INTERVISTA BAGLIONI REPUBBLICA DEL 3 GENNAIO 2014

DALLA canzone Porta Portese
in poi, Claudio Baglioni è
logicamente associato alla
sua città, Roma. Eppure ha un legame
con Milano fortissimo: il record
di presenze a San Siro (81mila
nel 1998) e concerti comunque
sempre pienissimi, come quelli
agli Arcimboldi dello scorso gennaio
e i tre che iniziano oggi sempre
al teatro della Bicocca. «Non
solo. Pochi sanno che da qui è partita
la mia avventura di musicista.
Feci un provino alla Ricordi che
non ero neppure maggiorenne.
Un disastro totale che mi lasciò
una voglia di rivincita e riscatto
così forte che fu la molla per far
partire tutto. Milano è la città del
fare, il posto ideale per dare concretezza
a progetti e idee. E anche
l’ultimo disco, ConVoi, è stato interamente
lavorato a pochi passi
da qui».
Porterà ConVoi al Forum il 6 e
7 maggio. Ma ora parliamo del
progetto di oggi, Dieci Dita, lo
stesso del 2013.
«Come allora sarò solo sul palco
con piano e chitarra: autore, interprete/
esecutore e narratore.
Però ho cercato di rendere ancor
più evidente la dimensione di incontro
ravvicinato.
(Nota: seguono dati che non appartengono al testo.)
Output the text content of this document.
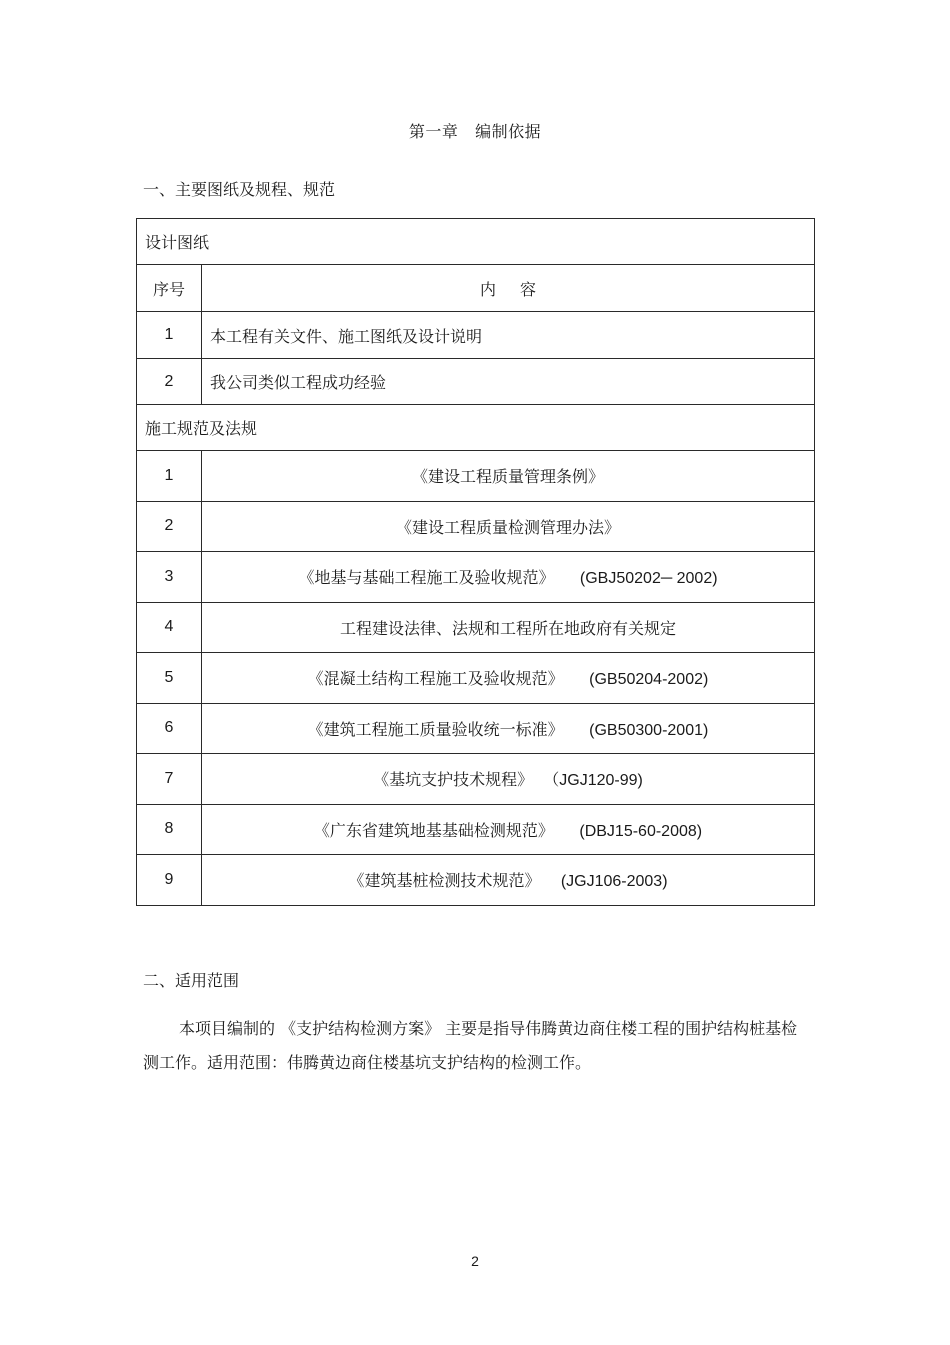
第一章   编制依据
一、主要图纸及规程、规范
设计图纸	
序号	内容
1	本工程有关文件、施工图纸及设计说明
2	我公司类似工程成功经验
施工规范及法规	
1	《建设工程质量管理条例》
2	《建设工程质量检测管理办法》
3	《地基与基础工程施工及验收规范》 (GBJ50202─ 2002)
4	工程建设法律、法规和工程所在地政府有关规定
5	《混凝土结构工程施工及验收规范》 (GB50204-2002)
6	《建筑工程施工质量验收统一标准》 (GB50300-2001)
7	《基坑支护技术规程》 （JGJ120-99)
8	《广东省建筑地基基础检测规范》 (DBJ15-60-2008)
9	《建筑基桩检测技术规范》 (JGJ106-2003)
二、适用范围
本项目编制的 《支护结构检测方案》 主要是指导伟腾黄边商住楼工程的围护结构桩基检测工作。适用范围：伟腾黄边商住楼基坑支护结构的检测工作。
2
E non intendo
solo il dialogo con gli aneddoti sulla
mia storia o la mia discesa in platea
per cantare in mezzo al pubblico.
Ci sarà un inedito e divertente
momento di dediche a braccio
in cui cercherò compagni di
palco così temerari da interpretare
con me alcune canzoni che
cambiano ogni sera».
Certo, per lei la scaletta è difficile,
col repertorio che ha.
«Molto. Ho scritto centinaia di
canzoni, e molte ben oltre i canonici
tre minuti di durata dei brani
pop. Per cui pur se i miei concerti
non durano mai meno di tre ore (e
Dieci Dita non fa eccezione), è fisicamente
impossibile eseguire
più di 25-30 canzoni. Io cerco di
venire incontro a tutti, ma a fine
serata spesso qualcuno mi dice
che non ho fatto questa o quella
canzone. E io mi sento così in colpa
che mi verrebbe quasi voglia di
fargliela lì su due piedi. Ma è meglio
lasciarsi con il desiderio di ritrovarsi,
più che con l’idea di essersi
detto e dato tutto».
Lei da 10 anni è architetto. Da
tecnico ci descrive gli Arcimboldi?
«Uno spazio di grande atmosfera,
che unisce il pregio di una
struttura moderna e innovativa
con l’atmosfera di un teatro di tradizione.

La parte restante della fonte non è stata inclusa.